Top-tier reasoning at pennies per million tokens. The outlier in the frontier price chart.
DeepSeek V4-Pro is the model that keeps the rest of the market honest. At $0.435 input and $0.87 output per 1M tokens, with a 1M context window and frontier-grade reasoning, it sits roughly an order of magnitude under what GPT-5.5 and Claude Opus 4.7 charge. There is no asterisk — the published rates are real, the API is open, and DeepSeek hosts a free consumer chat using the same model.
The honest counterweights: DeepSeek is a Chinese company hosting in China. For US and EU enterprises, data residency and procurement review are real obstacles. Open weights mitigate this — V4-Pro can be self-hosted by anyone with the GPUs — but the hosted API is the cheapest path and not everyone can use it.
V4-Pro is strongest at math, logic, and chain-of-thought reasoning, which has been DeepSeek's calling card since R1 in early 2025. Coding is competitive with GPT-5.4 on most public benchmarks, especially on algorithmic and competition-style problems. The model emits long reasoning traces by default — useful for inspection, expensive in output tokens if you forget to bound them.
Where it trails the western frontier: nuanced writing voice, tool-use polish, and instruction-following on edge cases. UX around the API (rate limits, observability, SLAs) is also less mature than OpenAI or Anthropic.

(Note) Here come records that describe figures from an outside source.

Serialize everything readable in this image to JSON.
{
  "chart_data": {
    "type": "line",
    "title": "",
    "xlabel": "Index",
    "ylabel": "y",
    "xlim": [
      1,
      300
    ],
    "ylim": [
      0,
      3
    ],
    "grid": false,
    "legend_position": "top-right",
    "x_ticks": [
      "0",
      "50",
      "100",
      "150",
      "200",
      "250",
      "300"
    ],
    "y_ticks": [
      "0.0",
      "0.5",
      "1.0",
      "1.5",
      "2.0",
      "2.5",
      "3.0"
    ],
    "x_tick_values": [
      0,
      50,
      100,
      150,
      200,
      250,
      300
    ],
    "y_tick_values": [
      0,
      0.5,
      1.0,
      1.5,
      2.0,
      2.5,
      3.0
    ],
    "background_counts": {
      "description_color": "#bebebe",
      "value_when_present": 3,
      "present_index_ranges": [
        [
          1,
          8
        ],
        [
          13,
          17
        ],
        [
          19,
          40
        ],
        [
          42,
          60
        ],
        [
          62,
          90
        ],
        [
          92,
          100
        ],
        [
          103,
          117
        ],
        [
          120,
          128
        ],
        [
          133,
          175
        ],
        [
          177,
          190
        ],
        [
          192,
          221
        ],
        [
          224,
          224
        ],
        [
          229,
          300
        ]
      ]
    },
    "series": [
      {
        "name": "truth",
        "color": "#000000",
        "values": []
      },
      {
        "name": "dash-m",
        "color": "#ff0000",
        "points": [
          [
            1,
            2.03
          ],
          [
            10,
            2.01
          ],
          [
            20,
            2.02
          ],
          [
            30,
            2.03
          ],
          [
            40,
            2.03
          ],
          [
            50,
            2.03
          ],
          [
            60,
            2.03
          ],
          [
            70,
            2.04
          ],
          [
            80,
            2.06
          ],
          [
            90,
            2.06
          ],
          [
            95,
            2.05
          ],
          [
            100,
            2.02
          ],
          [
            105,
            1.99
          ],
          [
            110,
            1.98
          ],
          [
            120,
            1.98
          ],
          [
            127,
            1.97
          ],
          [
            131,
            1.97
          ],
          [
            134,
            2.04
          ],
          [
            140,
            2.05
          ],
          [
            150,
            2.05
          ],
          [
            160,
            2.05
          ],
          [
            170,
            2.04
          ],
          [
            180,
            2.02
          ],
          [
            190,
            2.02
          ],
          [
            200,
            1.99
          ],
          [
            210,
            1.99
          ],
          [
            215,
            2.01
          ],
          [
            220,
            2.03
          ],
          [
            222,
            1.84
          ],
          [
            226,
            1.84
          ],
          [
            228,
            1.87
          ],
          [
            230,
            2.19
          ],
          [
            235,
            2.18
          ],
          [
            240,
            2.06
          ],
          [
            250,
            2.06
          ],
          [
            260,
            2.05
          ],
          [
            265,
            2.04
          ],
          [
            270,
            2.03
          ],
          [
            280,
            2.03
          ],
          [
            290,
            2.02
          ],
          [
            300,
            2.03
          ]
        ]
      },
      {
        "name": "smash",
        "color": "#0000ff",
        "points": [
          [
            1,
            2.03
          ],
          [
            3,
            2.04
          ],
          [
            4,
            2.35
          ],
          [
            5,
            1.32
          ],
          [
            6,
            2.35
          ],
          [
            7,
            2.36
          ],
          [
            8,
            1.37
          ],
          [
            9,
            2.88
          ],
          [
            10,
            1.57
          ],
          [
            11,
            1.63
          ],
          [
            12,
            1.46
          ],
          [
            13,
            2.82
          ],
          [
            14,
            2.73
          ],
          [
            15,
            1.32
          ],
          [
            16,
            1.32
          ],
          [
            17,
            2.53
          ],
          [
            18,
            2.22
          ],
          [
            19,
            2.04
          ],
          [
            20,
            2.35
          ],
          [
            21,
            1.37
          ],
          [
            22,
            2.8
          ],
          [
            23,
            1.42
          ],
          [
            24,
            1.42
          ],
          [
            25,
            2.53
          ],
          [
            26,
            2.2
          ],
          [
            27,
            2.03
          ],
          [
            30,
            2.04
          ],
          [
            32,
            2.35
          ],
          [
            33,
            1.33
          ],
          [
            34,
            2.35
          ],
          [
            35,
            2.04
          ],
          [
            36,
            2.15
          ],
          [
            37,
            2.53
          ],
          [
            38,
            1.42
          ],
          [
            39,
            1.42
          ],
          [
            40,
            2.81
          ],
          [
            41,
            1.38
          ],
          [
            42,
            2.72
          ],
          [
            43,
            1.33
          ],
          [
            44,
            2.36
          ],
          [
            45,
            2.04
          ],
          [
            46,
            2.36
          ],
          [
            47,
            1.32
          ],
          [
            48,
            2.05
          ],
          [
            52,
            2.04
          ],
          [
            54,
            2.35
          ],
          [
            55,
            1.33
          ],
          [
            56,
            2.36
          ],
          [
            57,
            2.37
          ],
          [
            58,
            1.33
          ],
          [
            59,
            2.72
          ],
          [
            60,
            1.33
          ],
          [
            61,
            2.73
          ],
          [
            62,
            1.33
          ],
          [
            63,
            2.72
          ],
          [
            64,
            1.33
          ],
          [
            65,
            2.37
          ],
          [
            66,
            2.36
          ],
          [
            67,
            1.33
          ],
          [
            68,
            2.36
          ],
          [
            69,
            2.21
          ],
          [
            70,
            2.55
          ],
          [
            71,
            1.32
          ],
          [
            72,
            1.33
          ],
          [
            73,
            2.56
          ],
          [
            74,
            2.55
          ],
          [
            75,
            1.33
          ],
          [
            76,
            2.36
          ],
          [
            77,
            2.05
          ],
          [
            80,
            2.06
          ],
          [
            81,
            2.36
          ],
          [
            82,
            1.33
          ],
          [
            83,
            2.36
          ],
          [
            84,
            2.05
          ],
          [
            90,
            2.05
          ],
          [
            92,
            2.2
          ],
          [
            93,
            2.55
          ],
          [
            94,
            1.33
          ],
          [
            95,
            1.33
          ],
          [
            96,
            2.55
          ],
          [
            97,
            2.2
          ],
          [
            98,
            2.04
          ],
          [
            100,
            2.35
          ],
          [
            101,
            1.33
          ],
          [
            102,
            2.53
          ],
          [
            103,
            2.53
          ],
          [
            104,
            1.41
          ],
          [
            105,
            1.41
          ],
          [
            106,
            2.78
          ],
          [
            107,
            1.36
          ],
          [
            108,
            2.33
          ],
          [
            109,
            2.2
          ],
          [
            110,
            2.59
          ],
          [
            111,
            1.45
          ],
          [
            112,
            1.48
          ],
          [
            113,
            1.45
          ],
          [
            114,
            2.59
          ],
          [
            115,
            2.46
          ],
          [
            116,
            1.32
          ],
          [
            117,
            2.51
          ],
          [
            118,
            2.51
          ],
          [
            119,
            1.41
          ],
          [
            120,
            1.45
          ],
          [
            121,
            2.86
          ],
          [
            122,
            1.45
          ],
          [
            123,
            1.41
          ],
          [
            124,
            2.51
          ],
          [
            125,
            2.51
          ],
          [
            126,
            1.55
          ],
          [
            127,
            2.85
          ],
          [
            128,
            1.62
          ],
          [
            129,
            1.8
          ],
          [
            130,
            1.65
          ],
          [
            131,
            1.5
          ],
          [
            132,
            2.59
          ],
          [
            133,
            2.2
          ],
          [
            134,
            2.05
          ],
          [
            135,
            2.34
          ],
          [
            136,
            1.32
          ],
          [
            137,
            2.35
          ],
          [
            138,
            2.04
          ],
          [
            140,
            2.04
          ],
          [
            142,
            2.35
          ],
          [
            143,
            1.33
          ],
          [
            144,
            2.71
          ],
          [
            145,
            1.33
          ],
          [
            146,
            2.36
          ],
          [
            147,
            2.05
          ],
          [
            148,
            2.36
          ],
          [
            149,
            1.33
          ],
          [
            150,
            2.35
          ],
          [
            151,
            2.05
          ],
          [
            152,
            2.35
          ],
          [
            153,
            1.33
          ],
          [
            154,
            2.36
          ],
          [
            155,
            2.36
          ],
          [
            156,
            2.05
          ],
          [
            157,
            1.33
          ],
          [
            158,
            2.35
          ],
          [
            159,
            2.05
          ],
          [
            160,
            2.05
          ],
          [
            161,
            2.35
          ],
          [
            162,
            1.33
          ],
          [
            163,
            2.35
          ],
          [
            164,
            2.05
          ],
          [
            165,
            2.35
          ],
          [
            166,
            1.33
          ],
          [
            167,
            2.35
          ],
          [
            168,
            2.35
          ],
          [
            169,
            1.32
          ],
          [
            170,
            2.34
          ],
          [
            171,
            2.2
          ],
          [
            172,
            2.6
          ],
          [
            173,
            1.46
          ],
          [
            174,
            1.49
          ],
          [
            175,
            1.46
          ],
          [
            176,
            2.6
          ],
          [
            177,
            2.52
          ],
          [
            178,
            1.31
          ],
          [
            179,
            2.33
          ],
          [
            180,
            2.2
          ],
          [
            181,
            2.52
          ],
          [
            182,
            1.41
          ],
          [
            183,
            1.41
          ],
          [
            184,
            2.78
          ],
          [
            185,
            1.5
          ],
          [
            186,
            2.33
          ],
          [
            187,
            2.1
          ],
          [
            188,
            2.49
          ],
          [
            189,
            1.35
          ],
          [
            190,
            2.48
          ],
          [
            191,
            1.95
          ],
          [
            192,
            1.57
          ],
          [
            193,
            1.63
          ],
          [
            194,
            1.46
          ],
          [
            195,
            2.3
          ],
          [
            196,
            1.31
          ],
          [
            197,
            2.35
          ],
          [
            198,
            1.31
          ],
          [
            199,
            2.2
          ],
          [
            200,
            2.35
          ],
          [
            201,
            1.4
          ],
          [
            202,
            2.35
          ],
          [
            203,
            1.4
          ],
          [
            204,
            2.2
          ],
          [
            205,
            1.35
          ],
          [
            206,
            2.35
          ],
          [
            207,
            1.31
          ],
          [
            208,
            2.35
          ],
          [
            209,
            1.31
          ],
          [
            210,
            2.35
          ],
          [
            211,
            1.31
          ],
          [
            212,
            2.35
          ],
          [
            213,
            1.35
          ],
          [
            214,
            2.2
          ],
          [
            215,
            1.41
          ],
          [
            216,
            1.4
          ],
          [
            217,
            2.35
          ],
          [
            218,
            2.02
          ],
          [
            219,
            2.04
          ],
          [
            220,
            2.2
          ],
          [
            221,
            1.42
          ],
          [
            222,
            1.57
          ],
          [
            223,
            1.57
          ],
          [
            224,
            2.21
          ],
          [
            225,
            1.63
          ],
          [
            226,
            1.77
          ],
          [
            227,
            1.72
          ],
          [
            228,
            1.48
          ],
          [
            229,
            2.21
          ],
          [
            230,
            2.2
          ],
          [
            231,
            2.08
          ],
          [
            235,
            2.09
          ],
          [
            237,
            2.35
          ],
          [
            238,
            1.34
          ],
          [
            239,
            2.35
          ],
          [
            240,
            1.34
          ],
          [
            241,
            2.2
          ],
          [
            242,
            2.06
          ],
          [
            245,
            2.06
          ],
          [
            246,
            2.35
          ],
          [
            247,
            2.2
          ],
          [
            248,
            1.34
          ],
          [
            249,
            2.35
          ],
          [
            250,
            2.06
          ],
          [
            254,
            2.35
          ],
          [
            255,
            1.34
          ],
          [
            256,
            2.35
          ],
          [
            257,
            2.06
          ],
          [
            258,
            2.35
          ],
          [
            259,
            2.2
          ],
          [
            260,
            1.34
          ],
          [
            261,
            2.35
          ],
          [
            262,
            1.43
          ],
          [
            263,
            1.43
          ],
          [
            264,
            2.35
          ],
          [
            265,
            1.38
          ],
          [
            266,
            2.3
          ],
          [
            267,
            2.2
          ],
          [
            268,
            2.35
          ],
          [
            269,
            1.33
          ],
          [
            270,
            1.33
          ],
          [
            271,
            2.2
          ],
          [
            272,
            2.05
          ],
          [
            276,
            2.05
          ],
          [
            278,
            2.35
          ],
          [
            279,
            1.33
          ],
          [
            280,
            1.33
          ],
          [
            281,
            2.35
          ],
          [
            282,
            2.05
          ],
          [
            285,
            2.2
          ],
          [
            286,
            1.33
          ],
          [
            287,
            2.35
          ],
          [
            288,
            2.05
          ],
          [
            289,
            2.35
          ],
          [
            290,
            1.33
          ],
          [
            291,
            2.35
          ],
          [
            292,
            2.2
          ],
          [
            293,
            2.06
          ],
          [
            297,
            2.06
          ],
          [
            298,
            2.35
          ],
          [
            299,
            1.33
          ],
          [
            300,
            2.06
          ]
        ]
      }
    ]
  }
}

| Model | Input / 1M | Output / 1M | Context |
|---|---|---|---|
| DeepSeek V4-Pro | $0.435 | $0.87 | 1M |
| DeepSeek V4-Flash | $0.14 | $0.28 | 1M |
| Gemini 3.5 Flash | $1.50 | $9 | 1M |
| GPT-5.5 | $5 | $30 | 1M |
V4-Flash undercuts even V4-Pro for routine work. After I/O 2026, Gemini 3.5 Flash is no longer in the same budget tier as V4-Pro — the closest non-Chinese rivals on price are now Gemini 3.1 Flash-Lite at $0.25/$1.50 and GPT-5.4 mini at $0.25/$2. Against GPT-5.5, V4-Pro is the cheapest 1M-context reasoning option in this comparison by a wide margin.